Reference: Alabama Department of Archives & History. Custodian of the original pictures. Confederate Officers photo album. http://www.archives.alabama.gov/conoffalb/index.html
James Ronald Chalmers was born in Halifax County, Virginia, January 11, 1831, and was graduated from South Carolina College at the age of twenty. Taking up the practice of law in Holly Springs, Mississippi, he served as district attorney and was a member of the secession convention which took Mississippi out of the Union in 1861. He was appointed colonel of the 9th Mississippi Infantry and commanded at Pensacola, Florida, for a time. He was promoted brigadier general on February 13, 1862, and fought at Shiloh in the division of General Withers. He led his brigade in the invasion of Kentucky under General Bragg and at the battle of Murfreesboro, after which he was transferred to the cavalry.
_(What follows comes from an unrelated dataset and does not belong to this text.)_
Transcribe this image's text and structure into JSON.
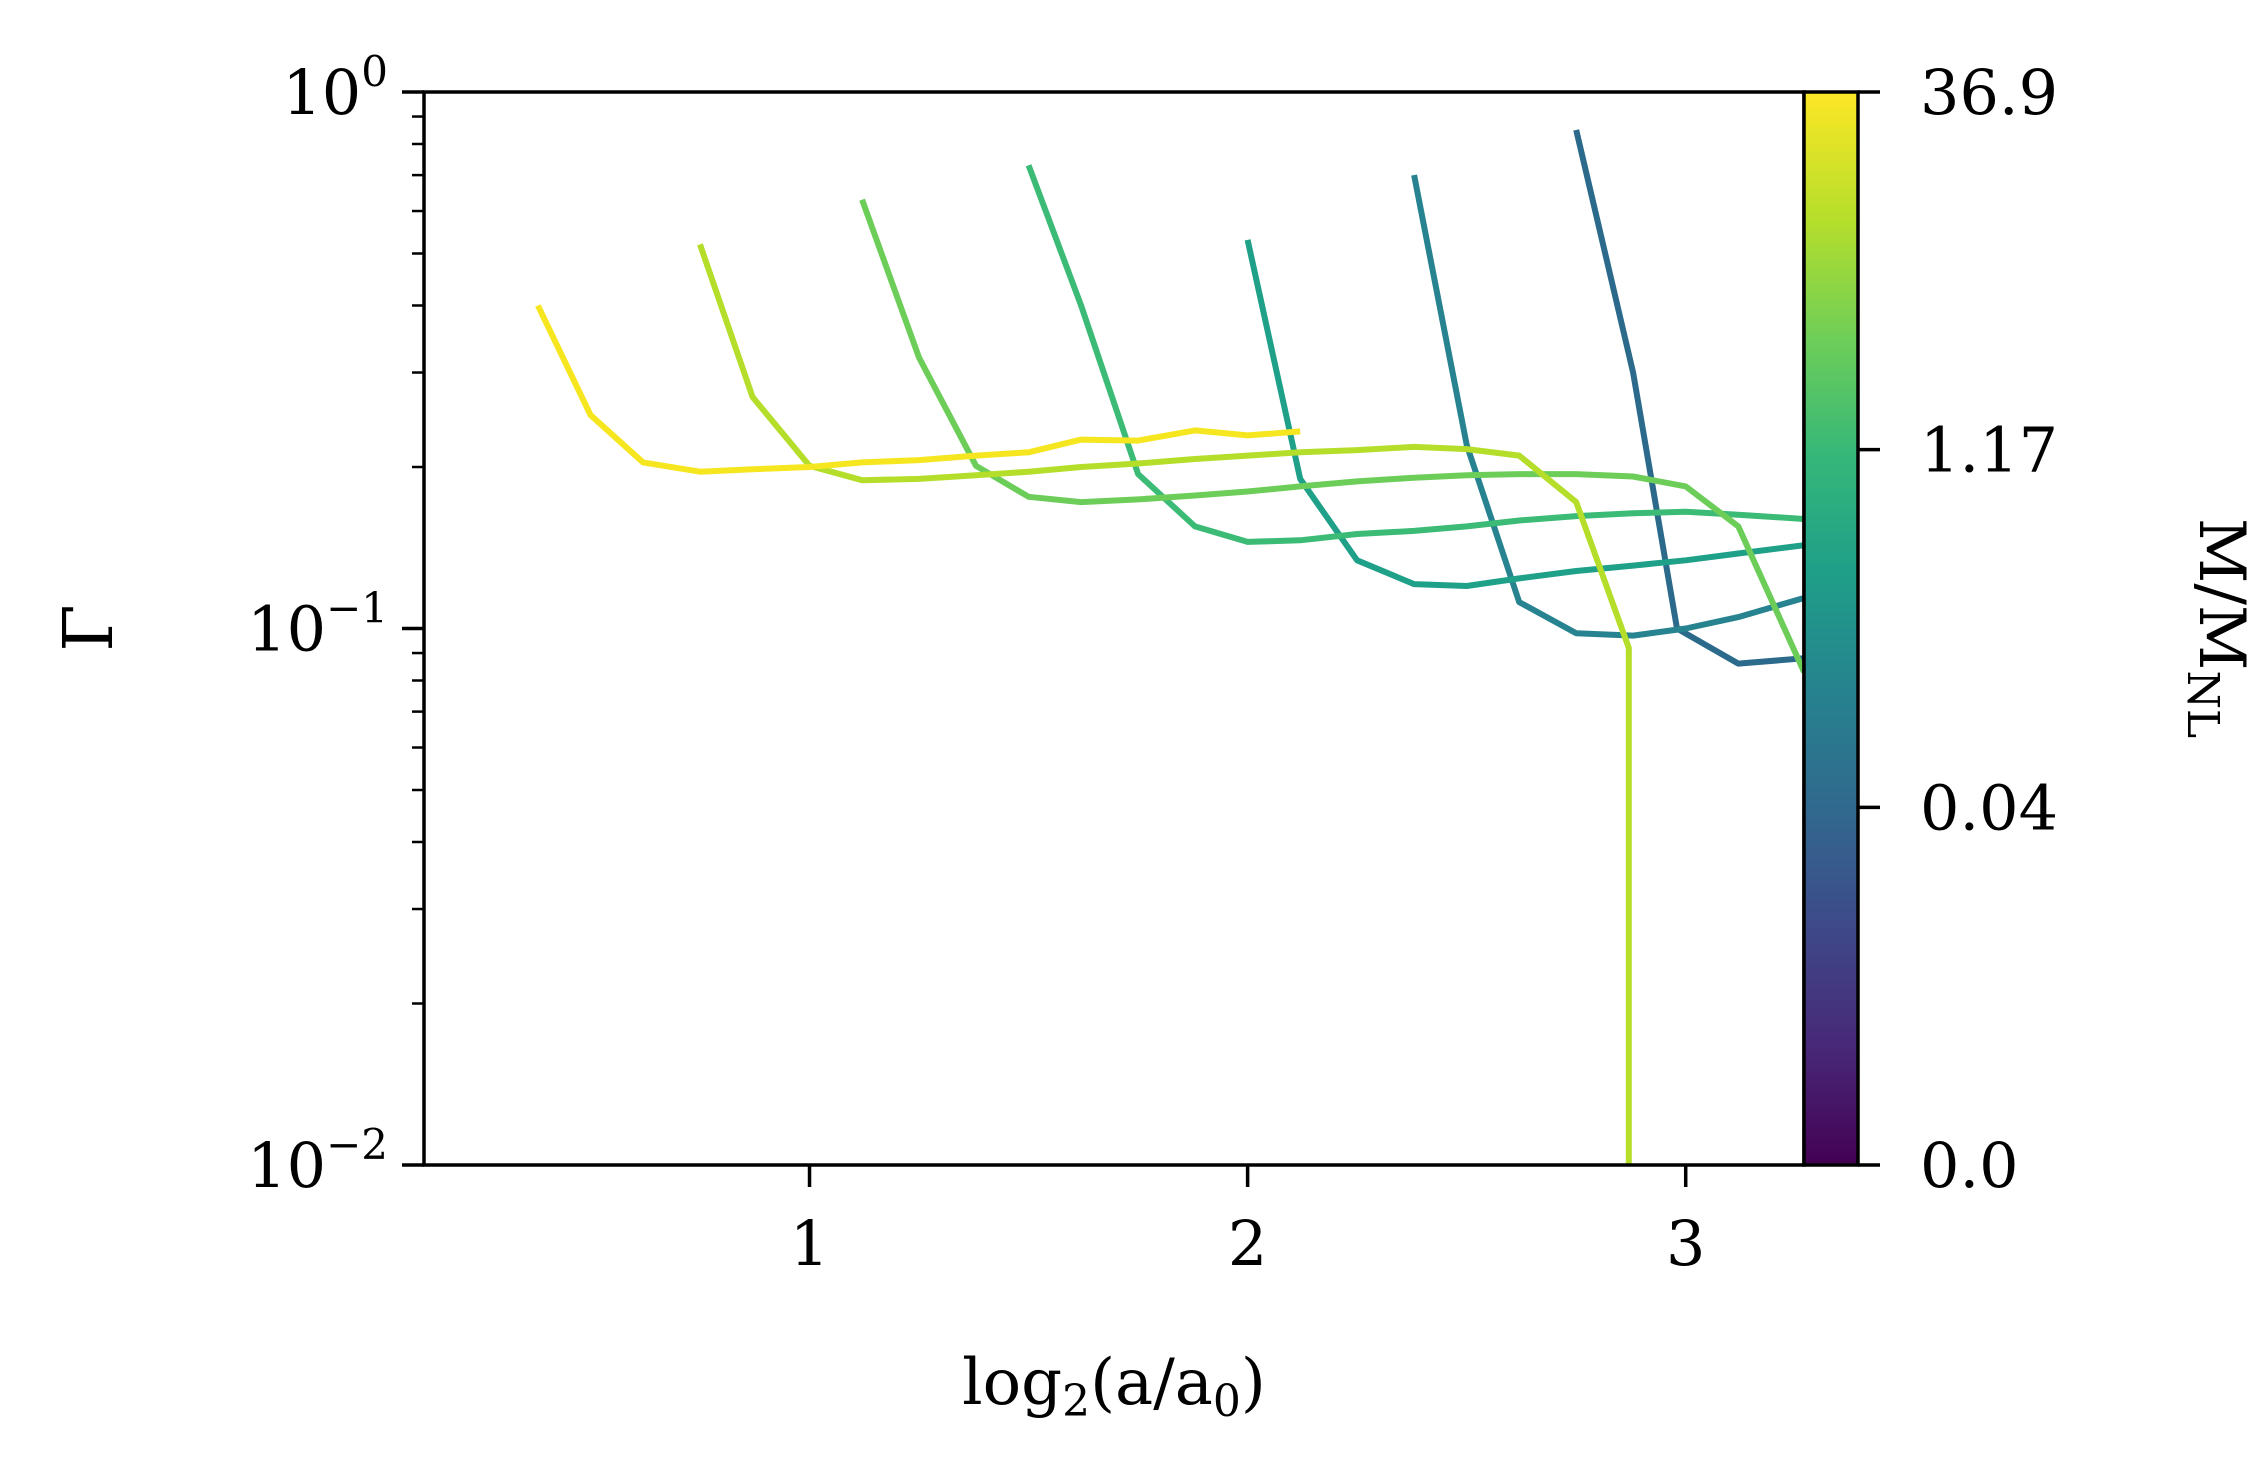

Commanding the District of Mississippi and East Louisiana in 1863, he was given a division under General Forrest the following year, which took a brilliant part in the subsequent operations in North Mississippi, Kentucky, and West Tennessee, including Hood's 1864 campaign. After the surrender General Chalmers became prominent in the Reconstruction politics of Mississippi. He represented his adopted state three times in Congress, and was an unsuccessful candidate on three other occasions. Each time the returns were contested either by Chalmers or by his opponent. In 1888 he retired and moved to Memphis, Tennessee, where he practiced law until his death, April 9, 1898. Distinctly an individualist, his relations with Forrest were not always completely harmonious, although his ability and gallantry were unquestioned. General Chalmers is buried in Memphis.
Ref: Generals in Gray, Lives of the Confederate Commanders by Ezra J. Warner. Printed by Louisiana State University Press, Baton Rouge and London.